Despite so much ink, Smith also revealed he has no plans to slow down anytime soon.
“When I’m 70, I think I’ll have one on my face,” they told PEOPLE. “Throughout my life I’m just going to stock up and when I’m 70 I’ll probably have something here,” Smith said, pointing to their left cheek. They noted that it would be something “small”.
“And then 80th will be like, ‘Woah!'” Smith added.
Smith isn’t the only celebrity to have hinted that she might have an addiction to ink.
Fearne Cotton also opened up about his love of tattoos on The Johnathan Ross Show. The TV presenter told the chat show host: “Seriously, if I wasn’t on TV I would have tattoos all over my body. I would go crazy. I’m addicted to tattoos. I love the look, the process, the feeling of ‘Yes! I didn’t pass out, I just achieved something’.”
Meanwhile, David Beckham is believed to have over 40 inks on his body, and while there’s no suggestion he’s “addicted” to tattoos, he’s clearly a fan of body art.
Look: Sam Smith arrives at Capital’s Jingle Bell Ball
Read more: Bride and groom devastated after getting canceled wedding date tattooed on their arms
Is it really possible to get addicted to tattoos?
According to psychology professor Viren Swami, of Anglia Ruskin University, tattoo addiction does not exist.
“Addiction is a very broad term,” he told the Guardian. “You can be addicted to the pain, or the pleasure of people commenting on the tattoos, or the pleasure of the artwork.”

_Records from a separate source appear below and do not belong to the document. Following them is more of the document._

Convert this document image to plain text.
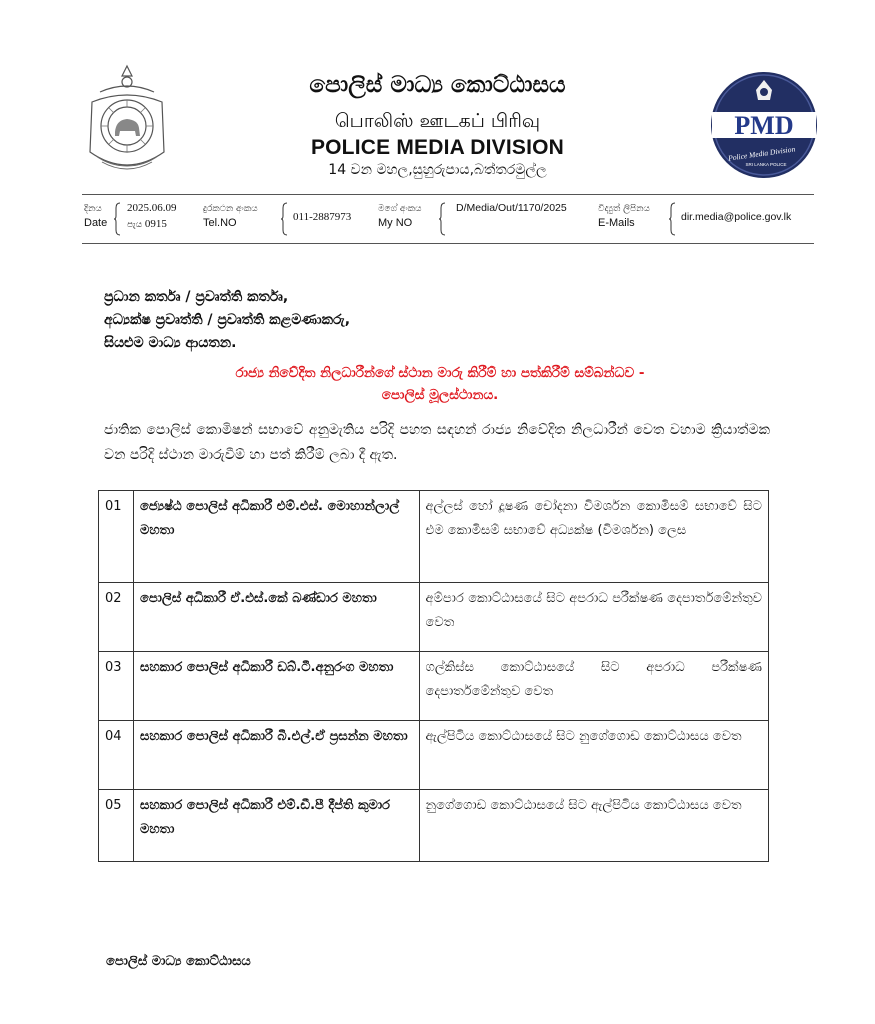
PMD
Police Media Division
SRI LANKA POLICE
පොලිස් මාධ්‍ය කොට්ඨාසය
பொலிஸ் ஊடகப் பிரிவு
POLICE MEDIA DIVISION
14 වන මහල,සුහුරුපාය,බත්තරමුල්ල
දිනය
Date
2025.06.09
පැය 0915
දුරකථන අංකය
Tel.NO	011-2887973
මගේ අංකය
My NO
D/Media/Out/1170/2025	විද්‍යුත් ලිපිනය
E-Mails	dir.media@police.gov.lk
ප්‍රධාන කර්තෘ / ප්‍රවෘත්ති කර්තෘ,
අධ්‍යක්ෂ ප්‍රවෘත්ති / ප්‍රවෘත්ති කළමණාකරු,
සියළුම මාධ්‍ය ආයතන.
රාජ්‍ය නිවේදිත නිලධාරීන්ගේ ස්ථාන මාරු කිරීම් හා පත්කිරීම් සම්බන්ධව -
පොලිස් මූලස්ථානය.
ජාතික පොලිස් කොමිෂන් සභාවේ අනුමැතිය පරිදි පහත සඳහන් රාජ්‍ය නිවේදිත නිලධාරීන් වෙත වහාම ක්‍රියාත්මක වන පරිදි ස්ථාන මාරුවීම් හා පත් කිරීම් ලබා දී ඇත.
01	ජ්‍යෙෂ්ඨ පොලිස් අධිකාරී එම්.එස්. මොහාන්ලාල් මහතා	අල්ලස් හෝ දූෂණ චෝදනා විමර්ශන කොමිසම් සභාවේ සිට එම කොමිසම් සභාවේ අධ්‍යක්ෂ (විමර්ශන) ලෙස
02	පොලිස් අධිකාරී ඒ.එස්.කේ බණ්ඩාර මහතා	අම්පාර කොට්ඨාසයේ සිට අපරාධ පරීක්ෂණ දෙපාර්තමේන්තුව වෙත
03	සහකාර පොලිස් අධිකාරී ඩබ්.ටී.අනුරංග මහතා	ගල්කිස්ස කොට්ඨාසයේ සිට අපරාධ පරීක්ෂණ දෙපාර්තමේන්තුව වෙත
04	සහකාර පොලිස් අධිකාරී බී.එල්.ඒ ප්‍රසන්න මහතා	ඇල්පිටිය කොට්ඨාසයේ සිට නුගේගොඩ කොට්ඨාසය වෙත
05	සහකාර පොලිස් අධිකාරී එම්.ඩී.පී දීප්ති කුමාර මහතා	නුගේගොඩ කොට්ඨාසයේ සිට ඇල්පිටිය කොට්ඨාසය වෙත
පොලිස් මාධ්‍ය කොට්ඨාසය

He believes that there is another feeling at play, which can blur the feelings of addition.
“When someone gets a tattoo for the first time, their body image temporarily improves and they feel more unique,” he explains.
Read more: Five facts about the history of tattoos
A fan of tattoos himself, Abbas Kanani, a pharmacist at online pharmacy Chemist Click, offered his own thoughts on tattoo “addiction” to Yahoo UK.

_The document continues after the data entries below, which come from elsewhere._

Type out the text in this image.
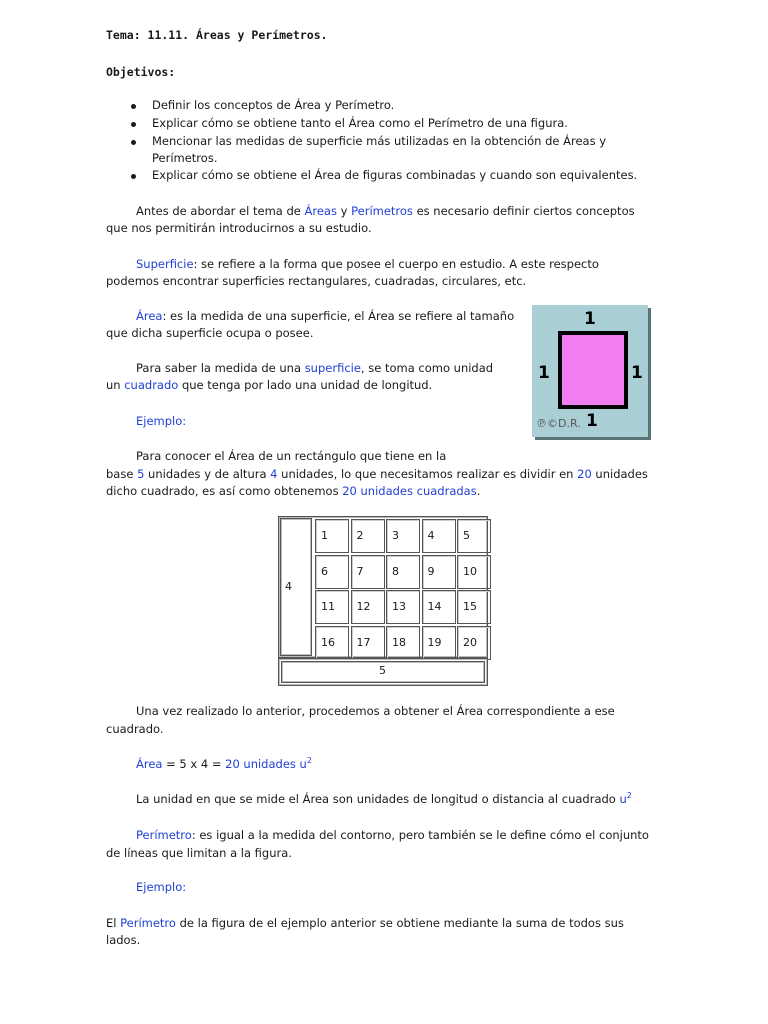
Tema: 11.11. Áreas y Perímetros.
Objetivos:
Definir los conceptos de Área y Perímetro.
Explicar cómo se obtiene tanto el Área como el Perímetro de una figura.
Mencionar las medidas de superficie más utilizadas en la obtención de Áreas y
Perímetros.
Explicar cómo se obtiene el Área de figuras combinadas y cuando son equivalentes.
Antes de abordar el tema de Áreas y Perímetros es necesario definir ciertos conceptos
que nos permitirán introducirnos a su estudio.
Superficie: se refiere a la forma que posee el cuerpo en estudio. A este respecto
podemos encontrar superficies rectangulares, cuadradas, circulares, etc.
Área: es la medida de una superficie, el Área se refiere al tamaño
que dicha superficie ocupa o posee.
Para saber la medida de una superficie, se toma como unidad
un cuadrado que tenga por lado una unidad de longitud.
Ejemplo:
1
1	1
1
℗©D.R.
Para conocer el Área de un rectángulo que tiene en la
base 5 unidades y de altura 4 unidades, lo que necesitamos realizar es dividir en 20 unidades
dicho cuadrado, es así como obtenemos 20 unidades cuadradas.
4
1	2	3	4	5
6	7	8	9	10
11	12	13	14	15
16	17	18	19	20
5
Una vez realizado lo anterior, procedemos a obtener el Área correspondiente a ese
cuadrado.
Área = 5 x 4 = 20 unidades $u^2$
La unidad en que se mide el Área son unidades de longitud o distancia al cuadrado $u^2$
Perímetro: es igual a la medida del contorno, pero también se le define cómo el conjunto
de líneas que limitan a la figura.
Ejemplo:
El Perímetro de la figura de el ejemplo anterior se obtiene mediante la suma de todos sus
lados.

“There are scientific claims that the chemicals released to deal with the pain of a tattoo are adrenaline and endorphins,” he explains. “The short bursts of these chemicals, along with the excitement of getting tattooed, may associate tattoos with a pleasurable feeling.”
But speaking from her own experience, Kanani thinks there are other emotions at play that keep tattoo ‘addicts’ coming back.
“It’s probably the novelty of a new tattoo that fades and the desire to get another one to achieve the same level of satisfaction,” he suggests. “Whether it’s to feel alive, or to seek validation and attention from others, it’s not really a case of addiction from a scientific point of view.
“It’s more about the change in appearance of a body part, the meaning attached to tattoos, or the attention that comes with a new tattoo, that makes people want more.”